Fuga, inseguimento e autoscontro in centro a Nardò

Stampa

NARDO' - Inseguimento e autoscontro in pieno centro a Nardò, per braccare due ladri. Tutto si è verificato nella notte quando un cittadino ha notato strani movimenti intorno al magazzino solitamente utilizzato da un commerciante per stipare il materiale non esposto nel negozio di accessori e abbigliamento. All’uomo è parso strano che il proprietario, un suo caro conoscente, stesse ancora lavorando intorno alla mezzanotte e si è avvicinato per verificare che all’opera ci fosse davvero l’amico. Ma a pochi metri dal magazzino, la sorpresa: all’opera erano in due e stavano svaligiando il magazzino.
Così è scattata la fuga forsennata e un immediato inseguimento: il primo ladro è sparito immediatamente alla vista mentre il secondo, nel fuggire, è caduto rovinosamente sull’asfalto per poi rialzarsi e infilarsi in un’auto parcheggiata in una traversa della zona stadio.
Tutto tempo prezioso per l’inseguitore che ha avuto il tempo di memorizzare la targa dell’automobile mentre quest’ultima, sbandando vistosamente, ha preso in pieno una sorta di cunetta creata dall’intersecazione di due strade. In quel punto la vettura ha perduto rumorosamente il paraurti ed altri pezzi dell’auto.

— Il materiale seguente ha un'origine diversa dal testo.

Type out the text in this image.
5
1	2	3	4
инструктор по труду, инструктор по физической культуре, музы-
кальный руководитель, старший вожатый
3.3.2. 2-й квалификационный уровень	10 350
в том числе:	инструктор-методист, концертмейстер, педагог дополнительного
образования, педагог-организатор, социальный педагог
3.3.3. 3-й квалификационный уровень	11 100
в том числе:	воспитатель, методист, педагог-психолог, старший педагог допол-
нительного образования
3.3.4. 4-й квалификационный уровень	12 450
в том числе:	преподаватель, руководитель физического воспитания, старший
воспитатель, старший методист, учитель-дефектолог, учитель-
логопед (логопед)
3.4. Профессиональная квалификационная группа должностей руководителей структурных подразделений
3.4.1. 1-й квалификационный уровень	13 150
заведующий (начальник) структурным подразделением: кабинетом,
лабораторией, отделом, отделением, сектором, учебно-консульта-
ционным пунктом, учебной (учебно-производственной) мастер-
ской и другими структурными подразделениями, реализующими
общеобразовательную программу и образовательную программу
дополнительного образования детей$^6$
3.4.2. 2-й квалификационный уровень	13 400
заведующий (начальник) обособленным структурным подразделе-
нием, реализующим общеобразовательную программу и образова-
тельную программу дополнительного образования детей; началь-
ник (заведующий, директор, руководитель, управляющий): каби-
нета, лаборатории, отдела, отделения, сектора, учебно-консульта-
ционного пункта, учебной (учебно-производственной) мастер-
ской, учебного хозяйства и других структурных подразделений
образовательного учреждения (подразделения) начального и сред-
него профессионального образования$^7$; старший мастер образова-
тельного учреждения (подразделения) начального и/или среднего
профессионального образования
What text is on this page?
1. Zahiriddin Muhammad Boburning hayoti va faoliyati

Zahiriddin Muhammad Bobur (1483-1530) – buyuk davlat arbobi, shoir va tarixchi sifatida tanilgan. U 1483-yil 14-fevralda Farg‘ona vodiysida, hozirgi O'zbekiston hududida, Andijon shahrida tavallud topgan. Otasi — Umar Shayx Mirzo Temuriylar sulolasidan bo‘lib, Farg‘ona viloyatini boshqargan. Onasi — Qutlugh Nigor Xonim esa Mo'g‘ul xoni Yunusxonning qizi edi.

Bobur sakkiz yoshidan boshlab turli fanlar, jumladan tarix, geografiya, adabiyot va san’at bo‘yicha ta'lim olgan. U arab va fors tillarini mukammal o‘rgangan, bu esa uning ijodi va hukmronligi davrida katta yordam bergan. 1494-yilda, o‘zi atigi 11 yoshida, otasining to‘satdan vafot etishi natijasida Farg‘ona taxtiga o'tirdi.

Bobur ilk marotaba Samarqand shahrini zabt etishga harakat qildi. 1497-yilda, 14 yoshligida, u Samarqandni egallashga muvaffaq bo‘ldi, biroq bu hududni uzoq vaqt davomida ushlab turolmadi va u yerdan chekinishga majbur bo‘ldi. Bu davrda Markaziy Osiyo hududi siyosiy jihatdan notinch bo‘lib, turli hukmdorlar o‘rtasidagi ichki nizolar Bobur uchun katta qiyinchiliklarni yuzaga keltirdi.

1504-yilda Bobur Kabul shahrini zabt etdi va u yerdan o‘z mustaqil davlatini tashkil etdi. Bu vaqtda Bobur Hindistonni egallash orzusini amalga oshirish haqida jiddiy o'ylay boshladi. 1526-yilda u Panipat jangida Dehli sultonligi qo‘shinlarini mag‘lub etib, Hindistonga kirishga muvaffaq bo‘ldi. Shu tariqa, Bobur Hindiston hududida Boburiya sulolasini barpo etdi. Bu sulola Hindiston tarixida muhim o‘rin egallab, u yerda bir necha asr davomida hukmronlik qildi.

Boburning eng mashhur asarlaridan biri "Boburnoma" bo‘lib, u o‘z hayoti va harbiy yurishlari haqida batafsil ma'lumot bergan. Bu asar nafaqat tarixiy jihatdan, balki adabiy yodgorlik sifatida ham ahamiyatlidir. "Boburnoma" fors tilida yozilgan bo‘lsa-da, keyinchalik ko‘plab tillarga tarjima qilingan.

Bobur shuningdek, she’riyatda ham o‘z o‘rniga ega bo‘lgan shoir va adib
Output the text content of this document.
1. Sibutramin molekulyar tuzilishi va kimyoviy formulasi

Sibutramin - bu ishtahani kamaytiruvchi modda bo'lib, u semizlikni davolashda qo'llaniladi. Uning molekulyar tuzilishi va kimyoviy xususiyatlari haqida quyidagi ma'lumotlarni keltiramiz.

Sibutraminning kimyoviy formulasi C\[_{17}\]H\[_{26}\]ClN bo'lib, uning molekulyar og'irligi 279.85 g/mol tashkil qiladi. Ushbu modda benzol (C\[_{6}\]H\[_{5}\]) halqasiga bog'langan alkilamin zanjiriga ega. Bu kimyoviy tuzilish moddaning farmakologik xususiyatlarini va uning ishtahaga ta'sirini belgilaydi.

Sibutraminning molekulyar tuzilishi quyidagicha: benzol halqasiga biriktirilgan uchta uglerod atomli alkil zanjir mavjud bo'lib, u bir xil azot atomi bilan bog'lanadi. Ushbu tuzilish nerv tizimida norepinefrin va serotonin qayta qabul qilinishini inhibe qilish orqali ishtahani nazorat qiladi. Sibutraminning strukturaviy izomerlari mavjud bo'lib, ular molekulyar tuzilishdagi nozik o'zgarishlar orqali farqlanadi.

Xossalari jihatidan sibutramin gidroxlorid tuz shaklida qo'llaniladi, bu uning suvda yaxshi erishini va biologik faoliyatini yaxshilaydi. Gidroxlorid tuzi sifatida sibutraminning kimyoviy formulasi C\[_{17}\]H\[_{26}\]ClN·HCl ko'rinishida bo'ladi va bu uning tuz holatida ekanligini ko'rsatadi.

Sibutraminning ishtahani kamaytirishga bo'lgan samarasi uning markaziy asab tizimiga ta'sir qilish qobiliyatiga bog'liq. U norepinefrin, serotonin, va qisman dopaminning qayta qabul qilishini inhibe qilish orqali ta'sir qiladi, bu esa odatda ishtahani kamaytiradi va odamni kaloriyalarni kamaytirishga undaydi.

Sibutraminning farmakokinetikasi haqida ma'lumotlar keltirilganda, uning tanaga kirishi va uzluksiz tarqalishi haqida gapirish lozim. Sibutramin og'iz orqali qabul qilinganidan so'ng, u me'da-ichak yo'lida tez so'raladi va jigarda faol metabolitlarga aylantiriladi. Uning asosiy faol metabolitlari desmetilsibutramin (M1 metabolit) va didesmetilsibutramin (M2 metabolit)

Qui entra in gioco il fulmineo intervento degli agenti della polizia di Stato del commissariato di Nardò. Con i dati in loro possesso, infatti, i poliziotti hanno immediatamente rintracciato la proprietaria dell’auto, una donna di Nardò, che ha spiegato di non sapere dove fosse il figlio, un neritino prossimo ai 32 anni e che utilizza quell’automobile.
Gli investigatori non si sono fermati lì, ovviamente, e hanno raggiunto anche la casa di villeggiatura della famiglia, una abitazione con alcune pertinenze, facendo la spola con due pattuglie tra Nardò e marine.
Ad una più accurata ricerca è stata ritrovata l’auto che era occultata con ancora, all’interno, oggetti rubati nel negozio. La caccia al tesoro non è finita qui perché, nascosto in un casolare abbandonato ed al buio, è stato ritrovato anche l’uomo che sperava, in quel modo, di non essere rintracciato.
Ora M.M. è stato denunciato a piede libero ma le indagini continuano per individuare il complice e rintracciare un secondo mezzo che, presumibilmente parcheggiato nei pressi del magazzino, potrebbe essere stato riempito con tutto il materiale mancante dal negozio. Gli agenti hanno rinvenuto nella proprietà anche alcune piante di marijuana che potrebbero aggravare la posizione dell’uomo.